Leziosa e allo stesso tempo struggente. Soltanto Björk, musa di registi psicotici e icona anti-pop per antonomasia, avrebbe potuto realizzare un disco così insopportabilmente snob nella sua disarmante essenzialità. Aveva ragione Picasso quando diceva che per imparare a dipingere con la semplicità di un bambino ci voleva un’intera vita. Björk sembra aver fatto (inconsciamente) tesoro di questa apparente provocazione.
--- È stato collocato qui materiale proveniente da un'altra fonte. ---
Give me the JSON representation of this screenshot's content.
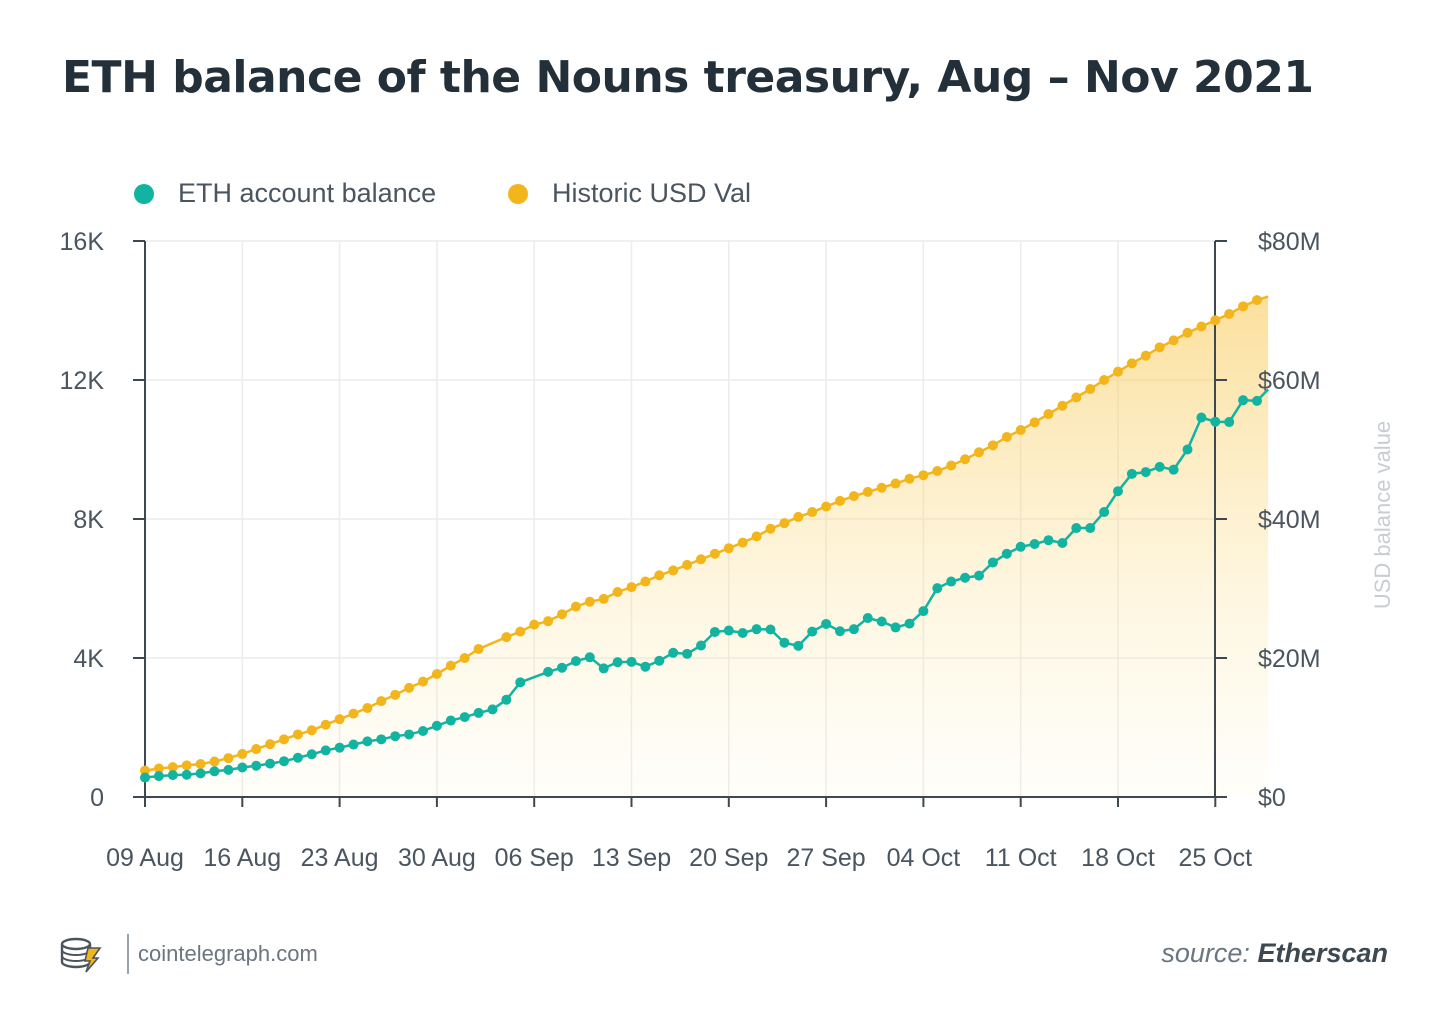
{
  "title": "ETH balance of the Nouns treasury, Aug – Nov 2021",
  "legend": {
    "eth": {
      "label": "ETH account balance",
      "color": "#12b3a0"
    },
    "usd": {
      "label": "Historic USD Val",
      "color": "#f2b51c"
    }
  },
  "footer": {
    "brand_icon": "cointelegraph-logo-icon",
    "site": "cointelegraph.com",
    "source_prefix": "source:",
    "source_name": "Etherscan"
  },
  "chart_data": {
    "type": "line",
    "x_ticks": [
      "09 Aug",
      "16 Aug",
      "23 Aug",
      "30 Aug",
      "06 Sep",
      "13 Sep",
      "20 Sep",
      "27 Sep",
      "04 Oct",
      "11 Oct",
      "18 Oct",
      "25 Oct"
    ],
    "x_range_days": [
      0,
      77
    ],
    "y_left": {
      "ticks": [
        "0",
        "4K",
        "8K",
        "12K",
        "16K"
      ],
      "range": [
        0,
        16000
      ]
    },
    "y_right": {
      "label": "USD balance value",
      "ticks": [
        "$0",
        "$20M",
        "$40M",
        "$60M",
        "$80M"
      ],
      "range": [
        0,
        80000000
      ]
    },
    "grid": true,
    "legend_position": "top-left",
    "series": [
      {
        "name": "ETH account balance",
        "axis": "left",
        "color": "#12b3a0",
        "points": [
          [
            0,
            560
          ],
          [
            1,
            600
          ],
          [
            2,
            630
          ],
          [
            3,
            640
          ],
          [
            4,
            680
          ],
          [
            5,
            740
          ],
          [
            6,
            780
          ],
          [
            7,
            850
          ],
          [
            8,
            900
          ],
          [
            9,
            960
          ],
          [
            10,
            1030
          ],
          [
            11,
            1130
          ],
          [
            12,
            1230
          ],
          [
            13,
            1340
          ],
          [
            14,
            1420
          ],
          [
            15,
            1510
          ],
          [
            16,
            1600
          ],
          [
            17,
            1660
          ],
          [
            18,
            1750
          ],
          [
            19,
            1800
          ],
          [
            20,
            1900
          ],
          [
            21,
            2050
          ],
          [
            22,
            2200
          ],
          [
            23,
            2300
          ],
          [
            24,
            2420
          ],
          [
            25,
            2520
          ],
          [
            26,
            2800
          ],
          [
            27,
            3300
          ],
          [
            29,
            3600
          ],
          [
            30,
            3720
          ],
          [
            31,
            3910
          ],
          [
            32,
            4020
          ],
          [
            33,
            3700
          ],
          [
            34,
            3880
          ],
          [
            35,
            3890
          ],
          [
            36,
            3750
          ],
          [
            37,
            3920
          ],
          [
            38,
            4150
          ],
          [
            39,
            4120
          ],
          [
            40,
            4360
          ],
          [
            41,
            4750
          ],
          [
            42,
            4790
          ],
          [
            43,
            4720
          ],
          [
            44,
            4830
          ],
          [
            45,
            4820
          ],
          [
            46,
            4440
          ],
          [
            47,
            4350
          ],
          [
            48,
            4760
          ],
          [
            49,
            4980
          ],
          [
            50,
            4770
          ],
          [
            51,
            4830
          ],
          [
            52,
            5150
          ],
          [
            53,
            5050
          ],
          [
            54,
            4880
          ],
          [
            55,
            4990
          ],
          [
            56,
            5350
          ],
          [
            57,
            6010
          ],
          [
            58,
            6200
          ],
          [
            59,
            6310
          ],
          [
            60,
            6370
          ],
          [
            61,
            6750
          ],
          [
            62,
            7000
          ],
          [
            63,
            7200
          ],
          [
            64,
            7280
          ],
          [
            65,
            7390
          ],
          [
            66,
            7310
          ],
          [
            67,
            7740
          ],
          [
            68,
            7740
          ],
          [
            69,
            8200
          ],
          [
            70,
            8800
          ],
          [
            71,
            9300
          ],
          [
            72,
            9350
          ],
          [
            73,
            9500
          ],
          [
            74,
            9420
          ],
          [
            75,
            10000
          ],
          [
            76,
            10920
          ],
          [
            77,
            10800
          ],
          [
            78,
            10790
          ],
          [
            79,
            11420
          ],
          [
            80,
            11400
          ],
          [
            80.8,
            11730
          ]
        ]
      },
      {
        "name": "Historic USD Val",
        "axis": "right",
        "color": "#f2b51c",
        "points": [
          [
            0,
            3800000
          ],
          [
            1,
            4100000
          ],
          [
            2,
            4300000
          ],
          [
            3,
            4550000
          ],
          [
            4,
            4750000
          ],
          [
            5,
            5100000
          ],
          [
            6,
            5600000
          ],
          [
            7,
            6200000
          ],
          [
            8,
            6900000
          ],
          [
            9,
            7600000
          ],
          [
            10,
            8300000
          ],
          [
            11,
            9000000
          ],
          [
            12,
            9600000
          ],
          [
            13,
            10400000
          ],
          [
            14,
            11200000
          ],
          [
            15,
            12000000
          ],
          [
            16,
            12800000
          ],
          [
            17,
            13800000
          ],
          [
            18,
            14700000
          ],
          [
            19,
            15700000
          ],
          [
            20,
            16600000
          ],
          [
            21,
            17700000
          ],
          [
            22,
            18900000
          ],
          [
            23,
            20000000
          ],
          [
            24,
            21300000
          ],
          [
            26,
            23000000
          ],
          [
            27,
            23800000
          ],
          [
            28,
            24800000
          ],
          [
            29,
            25300000
          ],
          [
            30,
            26300000
          ],
          [
            31,
            27400000
          ],
          [
            32,
            28100000
          ],
          [
            33,
            28500000
          ],
          [
            34,
            29500000
          ],
          [
            35,
            30200000
          ],
          [
            36,
            31000000
          ],
          [
            37,
            31900000
          ],
          [
            38,
            32600000
          ],
          [
            39,
            33400000
          ],
          [
            40,
            34200000
          ],
          [
            41,
            35000000
          ],
          [
            42,
            35800000
          ],
          [
            43,
            36600000
          ],
          [
            44,
            37500000
          ],
          [
            45,
            38600000
          ],
          [
            46,
            39400000
          ],
          [
            47,
            40300000
          ],
          [
            48,
            41000000
          ],
          [
            49,
            41800000
          ],
          [
            50,
            42600000
          ],
          [
            51,
            43300000
          ],
          [
            52,
            43900000
          ],
          [
            53,
            44500000
          ],
          [
            54,
            45100000
          ],
          [
            55,
            45800000
          ],
          [
            56,
            46300000
          ],
          [
            57,
            46900000
          ],
          [
            58,
            47700000
          ],
          [
            59,
            48600000
          ],
          [
            60,
            49600000
          ],
          [
            61,
            50600000
          ],
          [
            62,
            51800000
          ],
          [
            63,
            52800000
          ],
          [
            64,
            53900000
          ],
          [
            65,
            55100000
          ],
          [
            66,
            56300000
          ],
          [
            67,
            57500000
          ],
          [
            68,
            58700000
          ],
          [
            69,
            60000000
          ],
          [
            70,
            61200000
          ],
          [
            71,
            62400000
          ],
          [
            72,
            63500000
          ],
          [
            73,
            64700000
          ],
          [
            74,
            65700000
          ],
          [
            75,
            66800000
          ],
          [
            76,
            67700000
          ],
          [
            77,
            68600000
          ],
          [
            78,
            69500000
          ],
          [
            79,
            70600000
          ],
          [
            80,
            71500000
          ],
          [
            80.8,
            72000000
          ]
        ]
      }
    ]
  }
}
"Medùlla" è la naturale prosecuzione di quella “disintossicazione elettronica” avviata col precedente "Vespertine". In questo disco i beats dei Matmos cedono il passo alle voci del coro islandese e ad una manciata di ospiti, tra i quali spicca l’ex Faith No More Mike Patton. Ma è la sua voce a regnare incontrastata sulle algide trame vocali che impregnano le quattordici canzoni di "Medùlla", alcune delle quali eseguite nella sua (a dir poco ostica) lingua madre.
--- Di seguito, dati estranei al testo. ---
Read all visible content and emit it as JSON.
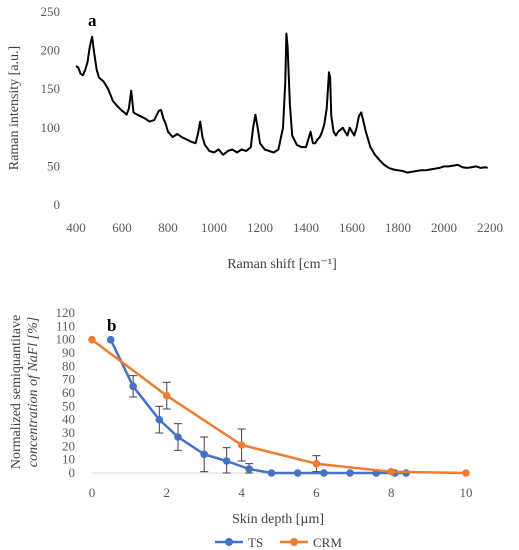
{
  "chart_data": [
    {
      "panel": "a",
      "type": "line",
      "xlabel": "Raman shift [cm⁻¹]",
      "ylabel": "Raman intensity [a.u.]",
      "xlim": [
        400,
        2200
      ],
      "ylim": [
        0,
        250
      ],
      "xticks": [
        400,
        600,
        800,
        1000,
        1200,
        1400,
        1600,
        1800,
        2000,
        2200
      ],
      "yticks": [
        0,
        50,
        100,
        150,
        200,
        250
      ],
      "grid": false,
      "series": [
        {
          "color": "#000000",
          "x": [
            400,
            410,
            420,
            430,
            440,
            450,
            460,
            470,
            480,
            490,
            500,
            520,
            540,
            560,
            580,
            600,
            610,
            620,
            630,
            640,
            645,
            650,
            660,
            680,
            700,
            720,
            740,
            760,
            770,
            780,
            790,
            800,
            820,
            840,
            860,
            880,
            900,
            920,
            930,
            940,
            950,
            960,
            980,
            1000,
            1020,
            1040,
            1060,
            1080,
            1100,
            1120,
            1140,
            1160,
            1170,
            1180,
            1190,
            1200,
            1220,
            1240,
            1260,
            1280,
            1300,
            1310,
            1315,
            1320,
            1330,
            1340,
            1360,
            1380,
            1400,
            1410,
            1420,
            1430,
            1440,
            1450,
            1460,
            1470,
            1480,
            1490,
            1500,
            1505,
            1510,
            1520,
            1530,
            1540,
            1560,
            1570,
            1580,
            1590,
            1600,
            1610,
            1620,
            1630,
            1640,
            1650,
            1660,
            1670,
            1680,
            1700,
            1720,
            1740,
            1760,
            1780,
            1800,
            1820,
            1840,
            1860,
            1880,
            1900,
            1920,
            1940,
            1960,
            1980,
            2000,
            2020,
            2040,
            2060,
            2080,
            2100,
            2120,
            2140,
            2160,
            2180,
            2190
          ],
          "y": [
            180,
            178,
            170,
            168,
            175,
            185,
            205,
            218,
            195,
            175,
            165,
            160,
            150,
            135,
            128,
            122,
            120,
            117,
            125,
            148,
            135,
            120,
            118,
            115,
            112,
            108,
            110,
            122,
            123,
            112,
            105,
            95,
            88,
            92,
            88,
            85,
            82,
            80,
            92,
            108,
            88,
            78,
            70,
            68,
            72,
            65,
            70,
            72,
            68,
            72,
            70,
            75,
            100,
            117,
            100,
            80,
            72,
            70,
            68,
            72,
            100,
            160,
            222,
            205,
            130,
            90,
            78,
            75,
            75,
            85,
            95,
            80,
            80,
            85,
            88,
            95,
            105,
            125,
            172,
            165,
            115,
            95,
            90,
            95,
            100,
            95,
            90,
            100,
            95,
            90,
            100,
            115,
            120,
            108,
            95,
            85,
            75,
            65,
            58,
            52,
            48,
            46,
            45,
            44,
            42,
            43,
            44,
            45,
            45,
            46,
            47,
            48,
            50,
            50,
            51,
            52,
            49,
            48,
            49,
            50,
            48,
            49,
            48
          ]
        }
      ]
    },
    {
      "panel": "b",
      "type": "line",
      "xlabel": "Skin depth [µm]",
      "ylabel_line1": "Normalized semiquantitave",
      "ylabel_line2": "concentration of NaFl [%]",
      "xlim": [
        0,
        10
      ],
      "ylim": [
        0,
        120
      ],
      "xticks": [
        0,
        2,
        4,
        6,
        8,
        10
      ],
      "yticks": [
        0,
        10,
        20,
        30,
        40,
        50,
        60,
        70,
        80,
        90,
        100,
        110,
        120
      ],
      "grid": false,
      "legend_position": "bottom",
      "series": [
        {
          "name": "TS",
          "color": "#4472C4",
          "x": [
            0.5,
            1.1,
            1.8,
            2.3,
            3.0,
            3.6,
            4.2,
            4.8,
            5.5,
            6.2,
            6.9,
            7.6,
            8.1,
            8.4
          ],
          "y": [
            100,
            65,
            40,
            27,
            14,
            9,
            3,
            0,
            0,
            0,
            0,
            0,
            0,
            0
          ],
          "error": [
            0,
            8,
            10,
            10,
            13,
            10,
            4,
            0,
            0,
            0,
            0,
            0,
            0,
            0
          ]
        },
        {
          "name": "CRM",
          "color": "#ED7D31",
          "x": [
            0,
            2,
            4,
            6,
            8,
            10
          ],
          "y": [
            100,
            58,
            21,
            7,
            1,
            0
          ],
          "error": [
            0,
            10,
            12,
            6,
            1,
            0
          ]
        }
      ]
    }
  ]
}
Brandelli della Björk che fu emergono in brani come "Who Is It", e alle orecchie anche del più sprovveduto tra gli ascoltatori suonano come un flebile legame con un passato recente mai sembrato così lontano. La cantante non abiura, ma di certo non si volta indietro e, come un novello Paganini, non si ripete mai. Tutto questo per la gioia (?) dei suoi fedelissimi ascoltatori.